|
Is it at all reasonable to get this low of a test error rate? I doubt it, because the test error rates listed on the MNIST database website are higher than this, but the evidence otherwise seems irrefutable. I am using a 2 layer net with 100 hidden units. I am using no regularization. I initialize with small random weights and use the Nesterov momentum method on mini-batches. The training error rate is 0.0000667 (4 training examples misclassified). The average cross entropy loss on the training examples is 0.00410, and the same on the test examples is 0.207. |
|
MNIST is a scenarios where 2% is not too low. My naive network of one hidden layer with 200 nodes already achieves 1.7% test error.

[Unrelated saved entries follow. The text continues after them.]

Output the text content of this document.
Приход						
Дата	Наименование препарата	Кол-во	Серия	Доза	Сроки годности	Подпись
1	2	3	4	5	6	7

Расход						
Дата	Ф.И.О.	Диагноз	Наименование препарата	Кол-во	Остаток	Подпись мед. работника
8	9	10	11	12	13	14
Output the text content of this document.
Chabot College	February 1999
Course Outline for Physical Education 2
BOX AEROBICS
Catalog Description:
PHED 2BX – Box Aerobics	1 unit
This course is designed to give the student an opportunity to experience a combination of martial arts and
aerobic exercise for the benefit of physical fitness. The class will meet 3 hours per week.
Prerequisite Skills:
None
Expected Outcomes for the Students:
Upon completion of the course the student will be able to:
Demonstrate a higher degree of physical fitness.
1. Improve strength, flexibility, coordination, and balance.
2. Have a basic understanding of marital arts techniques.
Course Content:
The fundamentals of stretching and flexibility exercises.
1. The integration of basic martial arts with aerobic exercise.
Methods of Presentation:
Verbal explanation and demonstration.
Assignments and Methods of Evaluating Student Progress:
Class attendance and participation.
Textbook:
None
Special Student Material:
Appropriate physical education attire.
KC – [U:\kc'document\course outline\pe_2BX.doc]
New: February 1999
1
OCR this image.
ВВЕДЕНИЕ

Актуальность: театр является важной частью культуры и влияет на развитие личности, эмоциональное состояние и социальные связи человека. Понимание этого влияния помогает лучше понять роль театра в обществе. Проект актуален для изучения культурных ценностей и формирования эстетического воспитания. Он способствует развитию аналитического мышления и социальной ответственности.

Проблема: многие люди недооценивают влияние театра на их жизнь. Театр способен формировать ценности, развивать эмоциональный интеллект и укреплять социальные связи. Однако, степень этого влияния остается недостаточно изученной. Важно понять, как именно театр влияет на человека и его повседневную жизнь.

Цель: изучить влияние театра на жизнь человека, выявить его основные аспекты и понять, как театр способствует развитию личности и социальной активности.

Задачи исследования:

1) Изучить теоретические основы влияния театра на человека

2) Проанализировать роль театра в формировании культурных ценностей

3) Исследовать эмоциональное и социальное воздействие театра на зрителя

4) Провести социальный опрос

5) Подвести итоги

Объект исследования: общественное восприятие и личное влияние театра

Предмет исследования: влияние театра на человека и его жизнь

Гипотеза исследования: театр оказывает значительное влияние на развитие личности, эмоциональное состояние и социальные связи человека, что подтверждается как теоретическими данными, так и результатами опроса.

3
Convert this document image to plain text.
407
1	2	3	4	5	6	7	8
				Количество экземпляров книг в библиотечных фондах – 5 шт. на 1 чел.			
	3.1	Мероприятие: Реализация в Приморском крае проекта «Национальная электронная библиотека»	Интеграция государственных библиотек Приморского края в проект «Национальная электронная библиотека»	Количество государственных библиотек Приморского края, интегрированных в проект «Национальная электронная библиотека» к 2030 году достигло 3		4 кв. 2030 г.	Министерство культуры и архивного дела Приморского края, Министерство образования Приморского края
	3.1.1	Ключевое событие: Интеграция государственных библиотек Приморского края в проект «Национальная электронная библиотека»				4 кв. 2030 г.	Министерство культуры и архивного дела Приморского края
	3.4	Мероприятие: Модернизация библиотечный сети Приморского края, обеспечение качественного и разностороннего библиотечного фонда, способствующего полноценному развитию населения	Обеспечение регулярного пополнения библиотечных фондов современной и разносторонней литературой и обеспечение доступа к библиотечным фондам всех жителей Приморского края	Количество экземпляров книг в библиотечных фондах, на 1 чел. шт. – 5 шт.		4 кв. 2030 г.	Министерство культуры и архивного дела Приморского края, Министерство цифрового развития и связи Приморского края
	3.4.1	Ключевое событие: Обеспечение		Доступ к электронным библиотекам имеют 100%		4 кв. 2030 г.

If you look at this page: http://yann.lecun.com/exdb/mnist/, you'll see that all the glorious efforts in ML research is just to get the test error down to about 0.3%. |
|
I believe it is too low ( though haven't done it myself). the benchmark on the MNIST site you linked to would be: 2-layer NN, 300 hidden units, mean square error none 4.7. [ since I believe you are not adding extra training data by rotating and otherwise distorting the original training data] I think one can assume that Yann tried eg 100,200 units and 300 gave the best... My guess is that you are not using the exact same training and test data as yann le cun links to http://yann.lecun.com/exdb/mnist/ in particular I am guessing that your training and test data' writers are overlapping |
Yes, I have tried with 128 hidden units, can easily get an error about 2.3%. My guess is if you increase the number of hidden units, the nn will overfit the data more easily.